How poor is the outlook for equities? Very, very poor. It is a disaster waiting to happen. While in the short-term marginal new highs are possible for most indices, in the medium-term risk and related assets are likely to face substantial difficulties moving higher, and will most likely move lower swiftly.
Below is a daily chart of the German DAX with my projections from 15 January 2010. So far, everything has been unfolding according to plan. If this continues to be the case, for which there is ample evidence, I believe we will see this index about 20% lower in the next 5 or so weeks.
This is an hourly chart of the Hang Seng Index in Hong Kong. It is currently trading at levels first achieved in August 2009 – fully eight months ago. As you can see, the index is firmly parked in a range (highlighted by the black box) that acted as support and resistance during those last eight months. From Elliott Wave perspective, the rally from February lows has been corrective and is very likely over at current levels. This index is putting in a massive, massive top.

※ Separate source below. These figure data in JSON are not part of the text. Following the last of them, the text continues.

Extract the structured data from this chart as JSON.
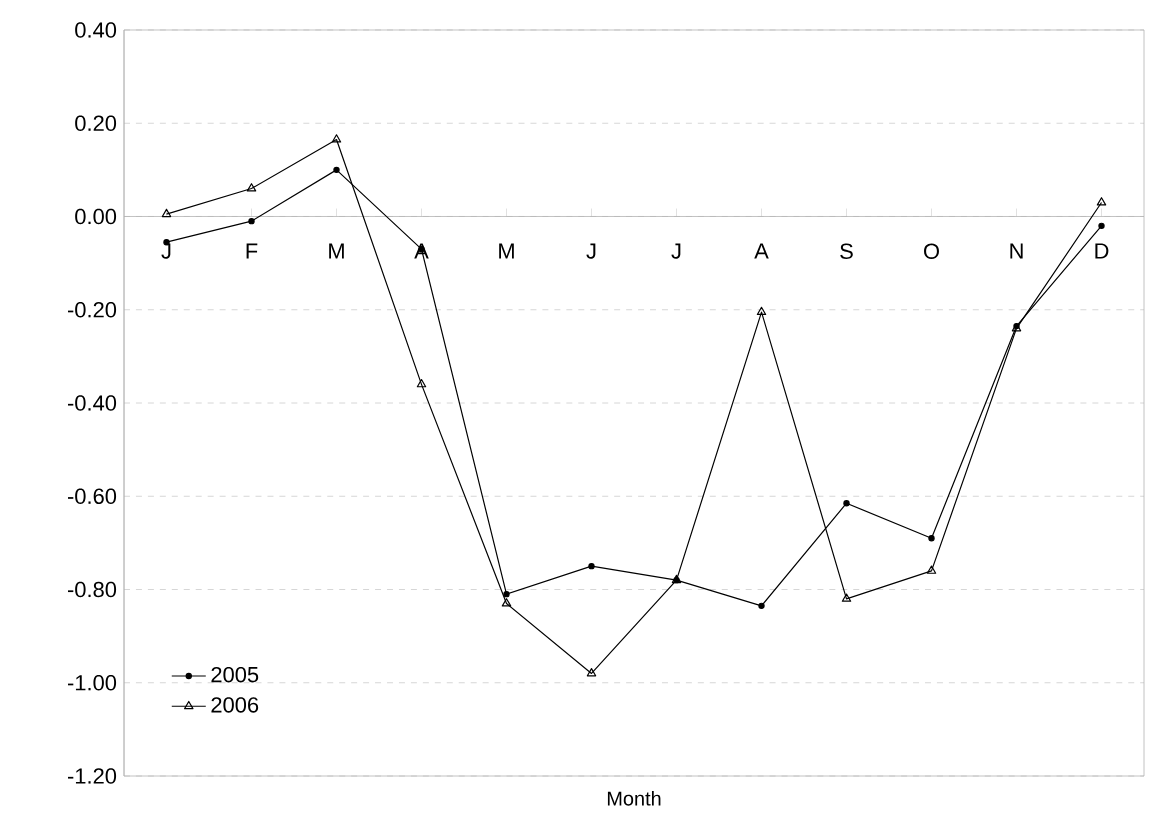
{
  "chart_data": {
    "type": "line",
    "xlabel": "Month",
    "categories": [
      "J",
      "F",
      "M",
      "A",
      "M",
      "J",
      "J",
      "A",
      "S",
      "O",
      "N",
      "D"
    ],
    "series": [
      {
        "name": "2005",
        "color": "#000000",
        "marker": "circle",
        "values": [
          -0.055,
          -0.01,
          0.1,
          -0.07,
          -0.81,
          -0.75,
          -0.78,
          -0.835,
          -0.615,
          -0.69,
          -0.235,
          -0.02
        ]
      },
      {
        "name": "2006",
        "color": "#000000",
        "marker": "triangle",
        "values": [
          0.005,
          0.06,
          0.165,
          -0.36,
          -0.83,
          -0.98,
          -0.78,
          -0.205,
          -0.82,
          -0.76,
          -0.24,
          0.03
        ]
      }
    ],
    "ylim": [
      -1.2,
      0.4
    ],
    "yticks": [
      {
        "value": -1.2,
        "label": "-1.20"
      },
      {
        "value": -1.0,
        "label": "-1.00"
      },
      {
        "value": -0.8,
        "label": "-0.80"
      },
      {
        "value": -0.6,
        "label": "-0.60"
      },
      {
        "value": -0.4,
        "label": "-0.40"
      },
      {
        "value": -0.2,
        "label": "-0.20"
      },
      {
        "value": 0,
        "label": "0.00"
      },
      {
        "value": 0.2,
        "label": "0.20"
      },
      {
        "value": 0.4,
        "label": "0.40"
      }
    ],
    "grid": "y",
    "legend": "bottom left",
    "line_style": "solid"
  }
}
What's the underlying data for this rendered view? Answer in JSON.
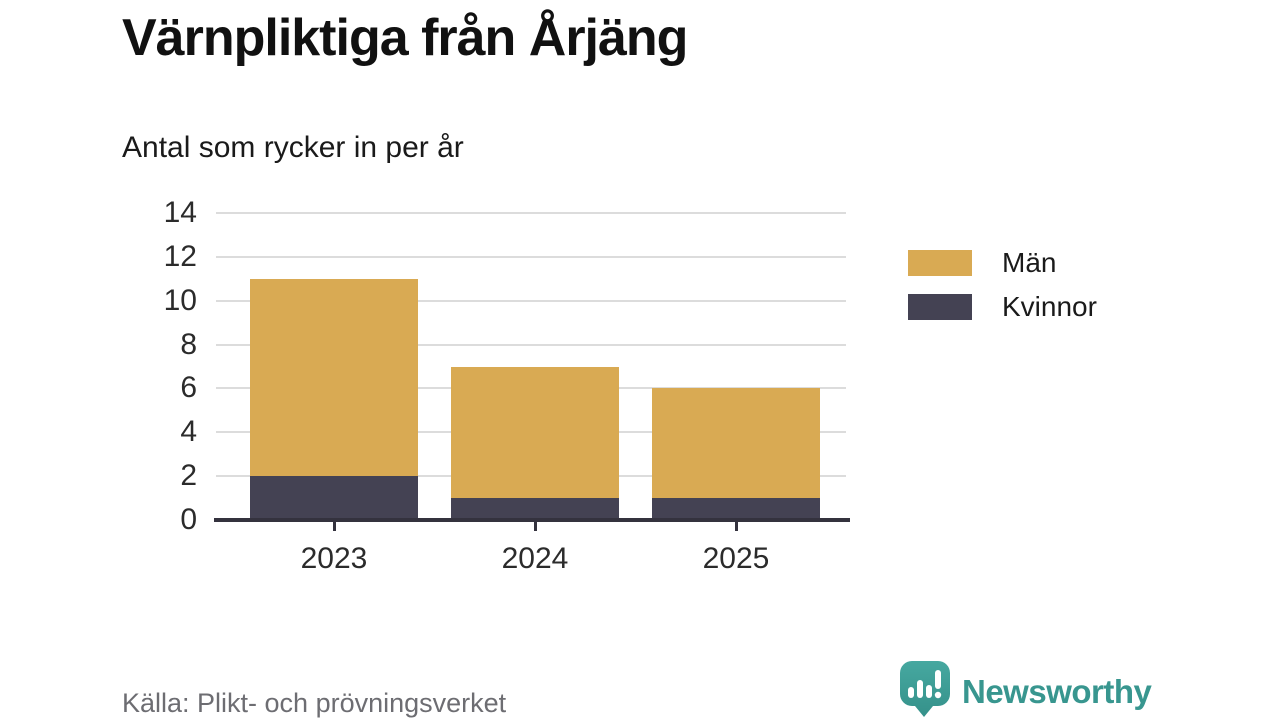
{
  "header": {
    "title": "Värnpliktiga från Årjäng",
    "subtitle": "Antal som rycker in per år"
  },
  "chart_data": {
    "type": "bar",
    "stacked": true,
    "categories": [
      "2023",
      "2024",
      "2025"
    ],
    "series": [
      {
        "name": "Män",
        "values": [
          9,
          6,
          5
        ],
        "color": "#D9AA53"
      },
      {
        "name": "Kvinnor",
        "values": [
          2,
          1,
          1
        ],
        "color": "#444253"
      }
    ],
    "stack_order_bottom_up": [
      "Kvinnor",
      "Män"
    ],
    "totals": [
      11,
      7,
      6
    ],
    "title": "Värnpliktiga från Årjäng",
    "subtitle": "Antal som rycker in per år",
    "xlabel": "",
    "ylabel": "",
    "ylim": [
      0,
      14
    ],
    "yticks": [
      0,
      2,
      4,
      6,
      8,
      10,
      12,
      14
    ],
    "grid": true,
    "legend_position": "right"
  },
  "legend": {
    "items": [
      {
        "label": "Män",
        "color": "#D9AA53"
      },
      {
        "label": "Kvinnor",
        "color": "#444253"
      }
    ]
  },
  "footer": {
    "source": "Källa: Plikt- och prövningsverket",
    "brand": "Newsworthy"
  },
  "icons": {
    "brand_icon": "speech-bubble-bar-chart-exclamation-icon"
  },
  "colors": {
    "men": "#D9AA53",
    "women": "#444253",
    "axis": "#34323E",
    "gridline": "#DCDCDC",
    "text": "#1a1a1a",
    "muted_text": "#6d6d72",
    "brand_teal": "#38968F",
    "background": "#FFFFFF"
  }
}
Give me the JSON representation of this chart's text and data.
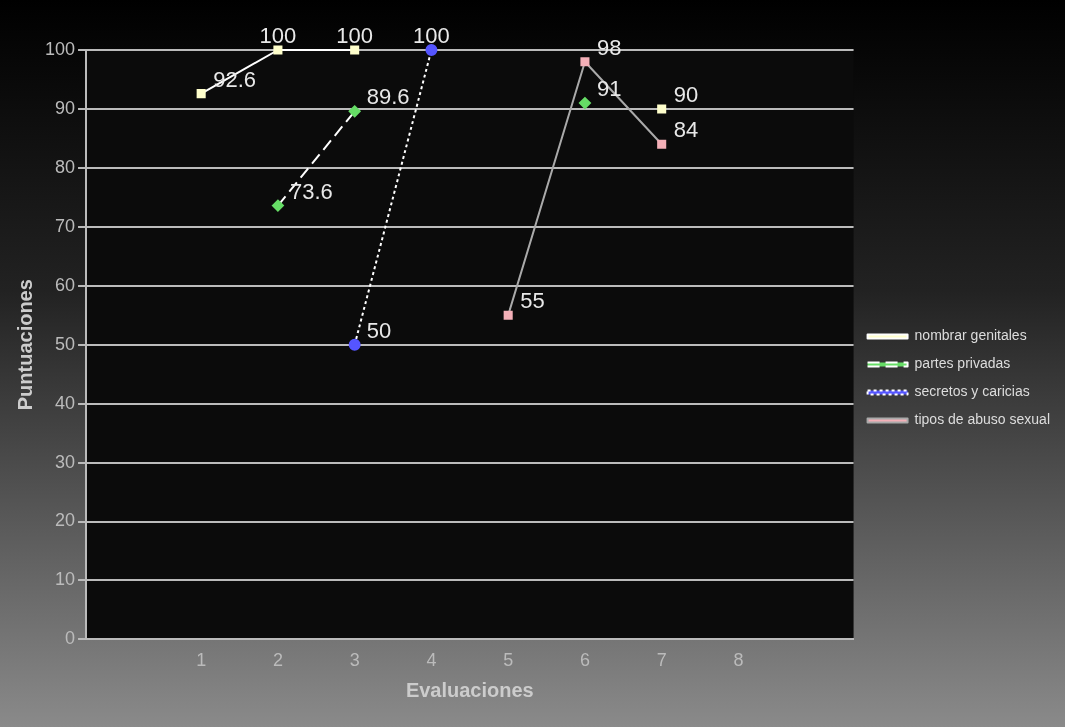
{
  "chart_data": {
    "type": "line",
    "xlabel": "Evaluaciones",
    "ylabel": "Puntuaciones",
    "categories": [
      null,
      "1",
      "2",
      "3",
      "4",
      "5",
      "6",
      "7",
      "8",
      null
    ],
    "series": [
      {
        "name": "nombrar genitales",
        "color": "#ffffcc",
        "marker": "square",
        "line_style": "solid",
        "values": [
          null,
          92.6,
          100,
          100,
          null,
          null,
          null,
          90,
          null,
          null
        ]
      },
      {
        "name": "partes privadas",
        "color": "#66dd66",
        "marker": "diamond",
        "line_style": "dashed",
        "values": [
          null,
          null,
          73.6,
          89.6,
          null,
          null,
          91,
          null,
          null,
          null
        ]
      },
      {
        "name": "secretos y caricias",
        "color": "#5555ff",
        "marker": "circle",
        "line_style": "dotted",
        "values": [
          null,
          null,
          null,
          50,
          100,
          null,
          null,
          null,
          null,
          null
        ]
      },
      {
        "name": "tipos de abuso sexual",
        "color": "#f4b0b8",
        "marker": "square",
        "line_style": "solid",
        "values": [
          null,
          null,
          null,
          null,
          null,
          55,
          98,
          84,
          null,
          null
        ]
      }
    ],
    "ylim": [
      0,
      100
    ],
    "yticks": [
      0,
      10,
      20,
      30,
      40,
      50,
      60,
      70,
      80,
      90,
      100
    ],
    "grid": "y",
    "legend": "right",
    "data_labels": true
  }
}
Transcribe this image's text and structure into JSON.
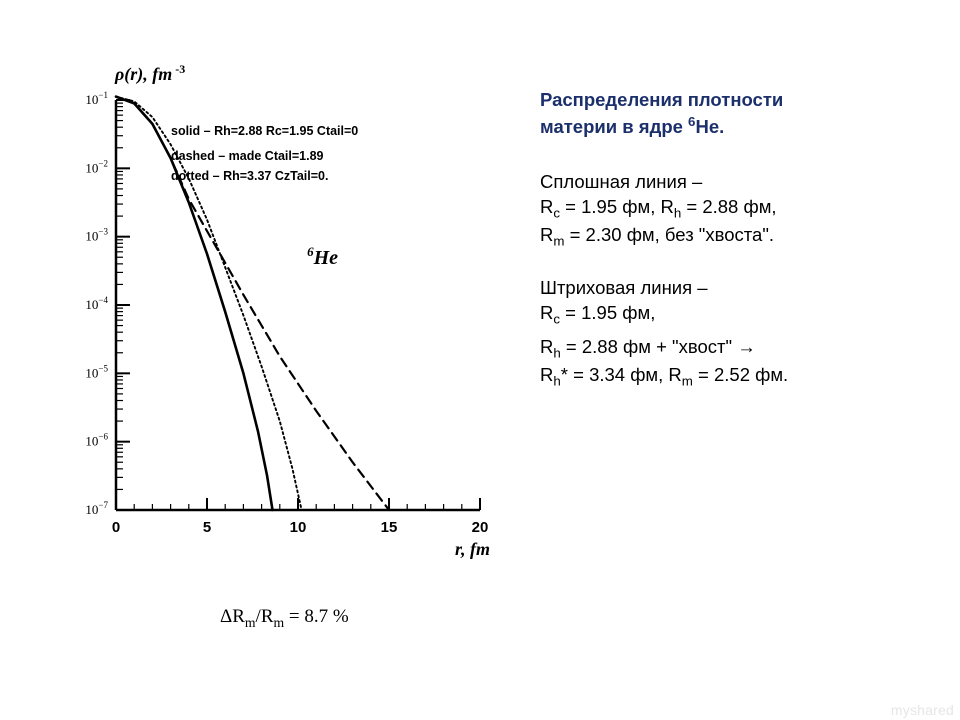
{
  "chart": {
    "type": "line-log",
    "ylabel_html": "ρ(r), fm<span class='exp'>&nbsp;-3</span>",
    "xlabel": "r, fm",
    "legend": {
      "line1": "solid – Rh=2.88 Rc=1.95 Ctail=0",
      "line2": "dashed – made Ctail=1.89",
      "line3": "dotted – Rh=3.37 CzTail=0."
    },
    "he_label_sup": "6",
    "he_label_main": "He",
    "xlim": [
      0,
      20
    ],
    "xtick_step": 5,
    "y_exp_min": -7,
    "y_exp_max": -1,
    "series": {
      "solid": {
        "stroke": "#000000",
        "width": 2.6,
        "dash": "",
        "pts": [
          [
            0,
            -0.95
          ],
          [
            1,
            -1.05
          ],
          [
            2,
            -1.35
          ],
          [
            3,
            -1.85
          ],
          [
            4,
            -2.5
          ],
          [
            5,
            -3.25
          ],
          [
            6,
            -4.1
          ],
          [
            7,
            -5.0
          ],
          [
            7.8,
            -5.85
          ],
          [
            8.3,
            -6.5
          ],
          [
            8.6,
            -7.0
          ]
        ]
      },
      "dotted": {
        "stroke": "#000000",
        "width": 1.9,
        "dash": "2 3",
        "pts": [
          [
            0,
            -0.95
          ],
          [
            1,
            -1.02
          ],
          [
            2,
            -1.25
          ],
          [
            3,
            -1.65
          ],
          [
            4,
            -2.15
          ],
          [
            5,
            -2.75
          ],
          [
            6,
            -3.45
          ],
          [
            7,
            -4.15
          ],
          [
            8,
            -4.9
          ],
          [
            9,
            -5.7
          ],
          [
            9.7,
            -6.4
          ],
          [
            10.2,
            -7.0
          ]
        ]
      },
      "dashed": {
        "stroke": "#000000",
        "width": 2.2,
        "dash": "9 6",
        "pts": [
          [
            0,
            -0.95
          ],
          [
            1,
            -1.05
          ],
          [
            2,
            -1.35
          ],
          [
            3,
            -1.85
          ],
          [
            4,
            -2.45
          ],
          [
            5.5,
            -3.15
          ],
          [
            7,
            -3.85
          ],
          [
            9,
            -4.75
          ],
          [
            11,
            -5.55
          ],
          [
            13,
            -6.3
          ],
          [
            15,
            -7.0
          ]
        ]
      }
    },
    "axis_color": "#000000",
    "background_color": "#ffffff"
  },
  "text": {
    "title_l1": "Распределения плотности",
    "title_l2": "материи в ядре ",
    "title_sup": "6",
    "title_elem": "He.",
    "p1_l1": "Сплошная линия –",
    "p1_l2a": "R",
    "p1_l2a_sub": "c",
    "p1_l2b": " = 1.95 фм, R",
    "p1_l2b_sub": "h",
    "p1_l2c": " = 2.88 фм,",
    "p1_l3a": "R",
    "p1_l3a_sub": "m",
    "p1_l3b": " = 2.30 фм, без \"хвоста\".",
    "p2_l1": "Штриховая линия –",
    "p2_l2a": "R",
    "p2_l2a_sub": "c",
    "p2_l2b": " = 1.95 фм,",
    "p2_l3a": "R",
    "p2_l3a_sub": "h",
    "p2_l3b": " = 2.88 фм + \"хвост\" →",
    "p2_l4a": "R",
    "p2_l4a_sub": "h",
    "p2_l4b": "* = 3.34 фм, R",
    "p2_l4b_sub": "m",
    "p2_l4c": " = 2.52 фм."
  },
  "formula": {
    "delta": "Δ",
    "R": "R",
    "sub": "m",
    "slash": "/R",
    "sub2": "m",
    "rest": " = 8.7 %"
  },
  "watermark": "myshared"
}
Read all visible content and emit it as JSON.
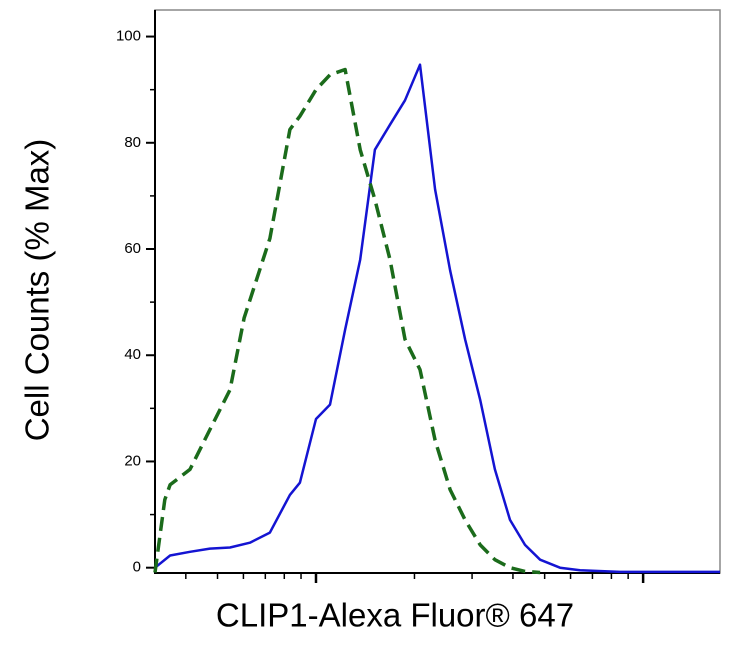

This is an hourly chart shares of mainland Chinese large caps traded in Hong Kong (the H-shares index). This index (also shown on a daily time frame on the last chart in today's post) is weaker than the Hang Seng, currently trading below the price range, highlighted by the black box, that acted as support or resistance since August 2009. From Elliott Wave perspective, the rally from February lows has been corrective and is very likely over at current levels. This index is also putting in a massive, massive top. All this for the companies that cater to the market that will save the world in 2010???
H-shares index in Hong Kong is about to put in a "death cross" of 55 day moving average moving below the 200 day moving average for the first time since March 2008.